The Board can take judicial notice of the AMA guides when making a determination regarding permanent partial disability.  ....Bertha Ramirez, 03 14933 (2004) [dissent] ][Editor's Note: The Board's decision was appealed to superior court under King County by Department Cause No.04-2-25966-5SEA, employer Cause No. 04-2-24884-1Sea, Consolidated under Cause No. 04-2-25966-5SEA]

Learned treatise

Although an expert witness could testify about his conclusions based on a NIOSH report, he could not read the text of the report into the record as that would subvert the purposes of the hearsay rule, as well as the learned treatise exception. Citing ER 703. ....Nancy Proszek, 92 6049 (1995) [Editor's Note: The Board's decision was appealed to superior court under King County Cause No. 95-2-0188-8.]

Physician-patient privilege

There is no physician-patient privilege with respect to workers' compensation claims. RCW 51.04.050. ....Adelbert Farr, 88 0699 (1989) [Affirmed, Weyerhaeuser v. Farr, 70 Wn.App. 759 (1993) Holding on collateral source rule overruled by Johnson v. Weyerhaeuser, 134 Wn. 2d 795 (1998)]

Psychologist-patient privilege

Although the privilege exemption of RCW 51.04.050 applies only to communications made to physicians and not to those made to psychologists, statements made by a worker to a psychologist in the course of treatment under an industrial insurance claim are not privileged, as the worker had no reasonable expectation that such communications would be kept confidential. ....Emmett Smith, 70,253 (1987) [Editor's Note: The Board's decision was appealed to superior court under Snohomish County Cause No. 87-2-01158-3.]

Rebuttal testimony

WAC 263-12-115(2)(c) does not entitle a party to present rebuttal testimony as a matter of right.

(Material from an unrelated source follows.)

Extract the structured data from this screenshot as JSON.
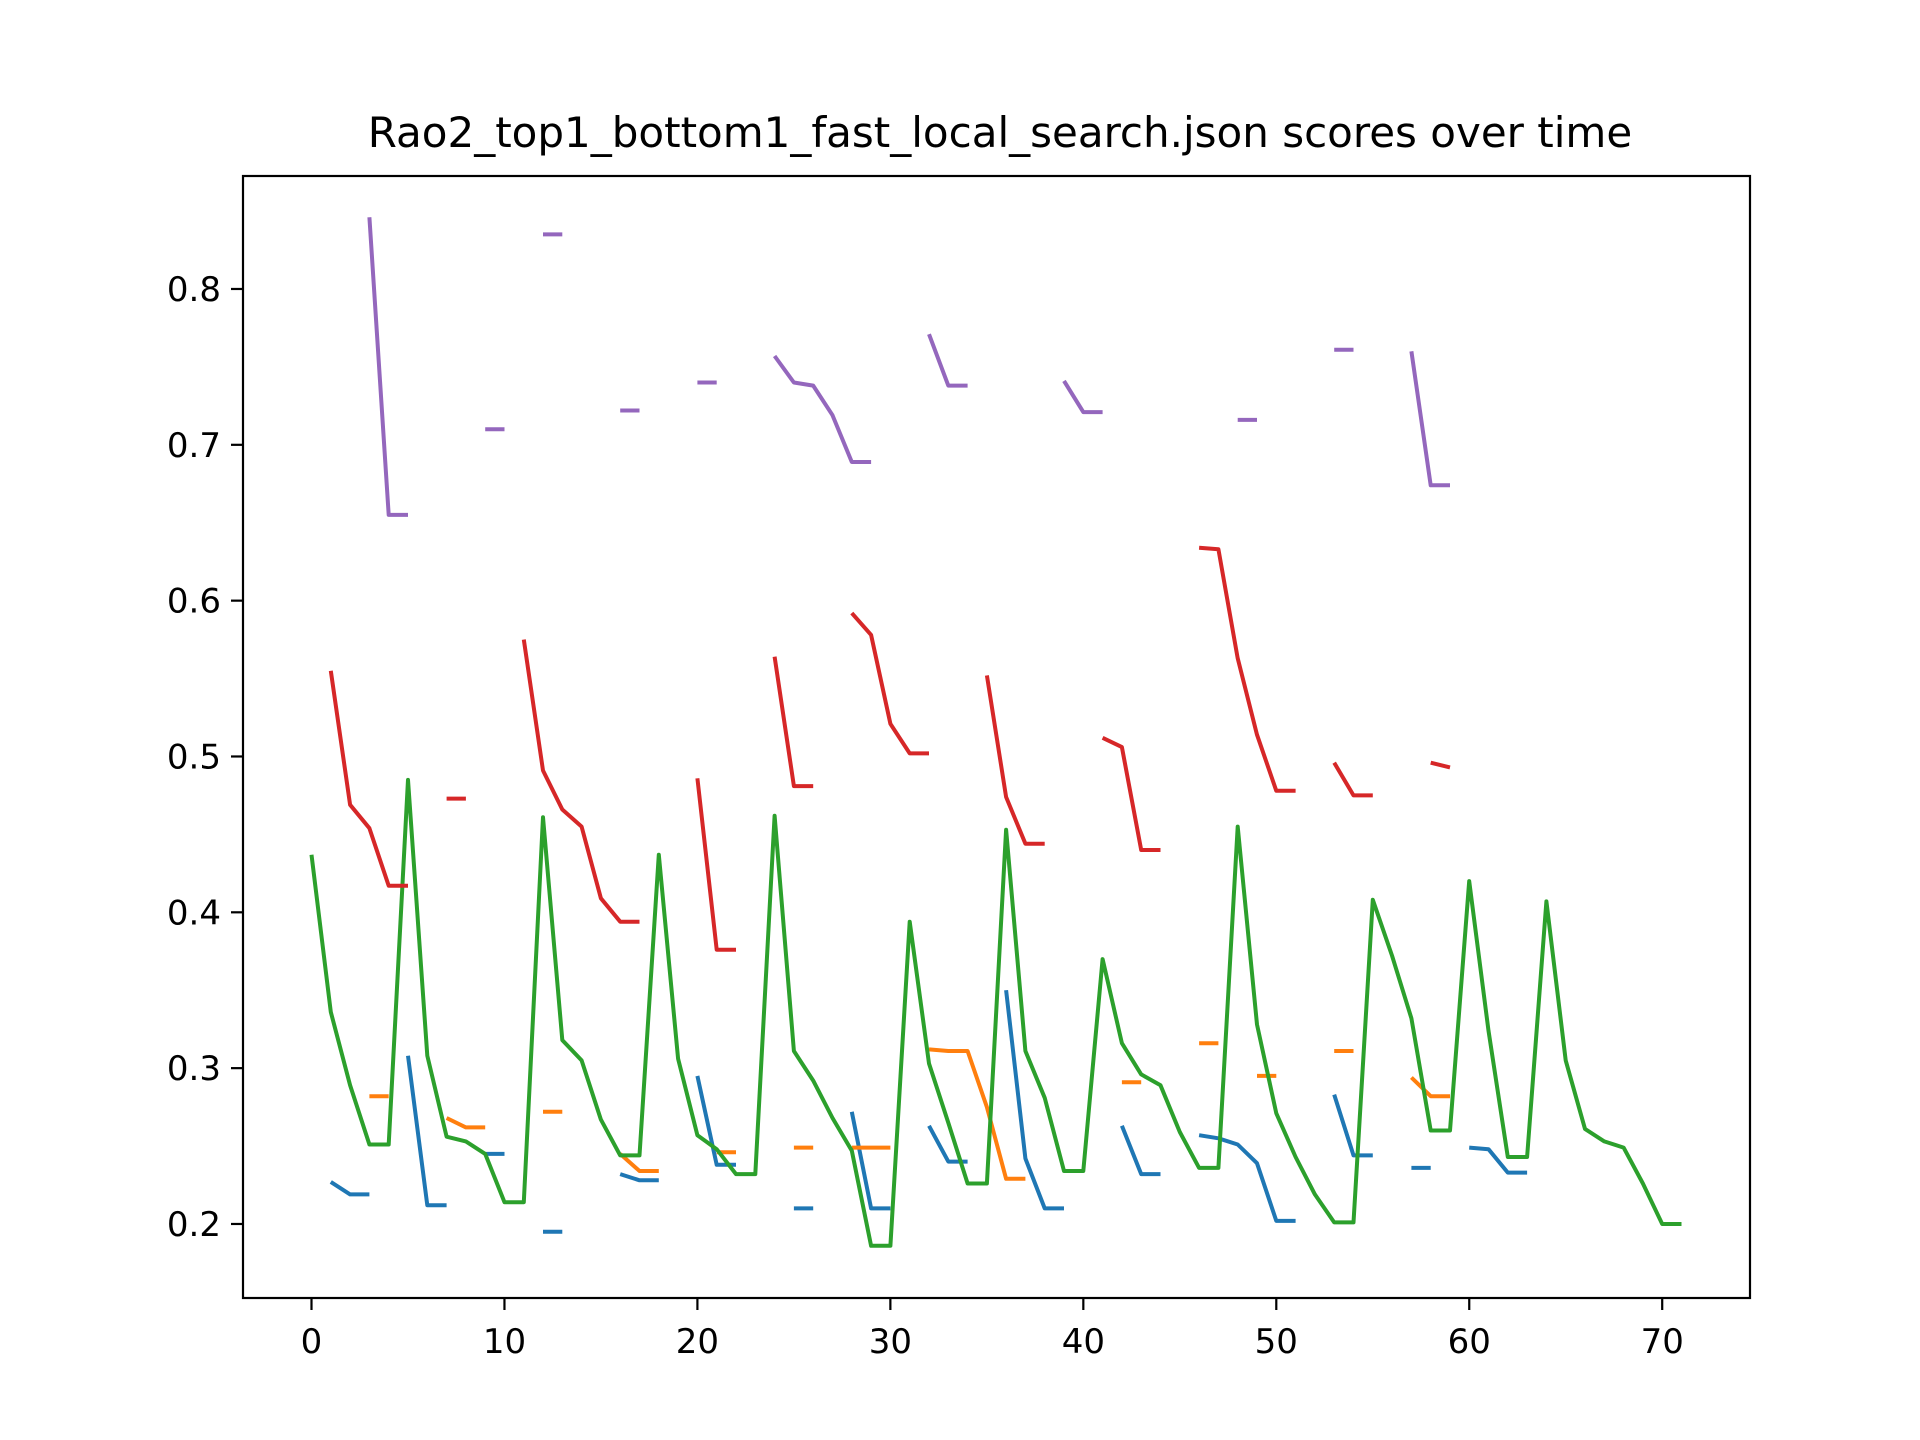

The rule only concerns the order in which rebuttal testimony is presented, if allowed. Rebuttal evidence is not simply a reiteration of a party's evidence in chief, but must consist of evidence offered in reply to new matters. A party may not withhold substantial evidence merely to present the evidence cumulatively at the end of the other party's case. The determination of whether to allow or restrict rebuttal is within the discretion of the Industrial Appeals Judge and can only be made following a disclosure of the evidence sought to be presented. ....Maria Chavez, 87 0640 (1988) [Editor's Note: The Board's decision was appealed to superior court under Yakima County Cause No. 88-2-02121-9.]

Statements by interpreter

Statements interpreting statements of the worker made during medical examinations were relied upon by the doctors for the purpose of diagnosis or treatment and are admissible under ER 803(a)(4). If the worker questions the accuracy of the interpretation, the burden is on the worker to present evidence to that effect. Such evidence, however, would only bear on the weight to be given the doctors' opinions, and not on their admissibility. ....Maria Chavez, 87 0640 (1988) [Editor's Note: The Board's decision was appealed to superior court under Yakima County Cause No. 88-2-02121-9.]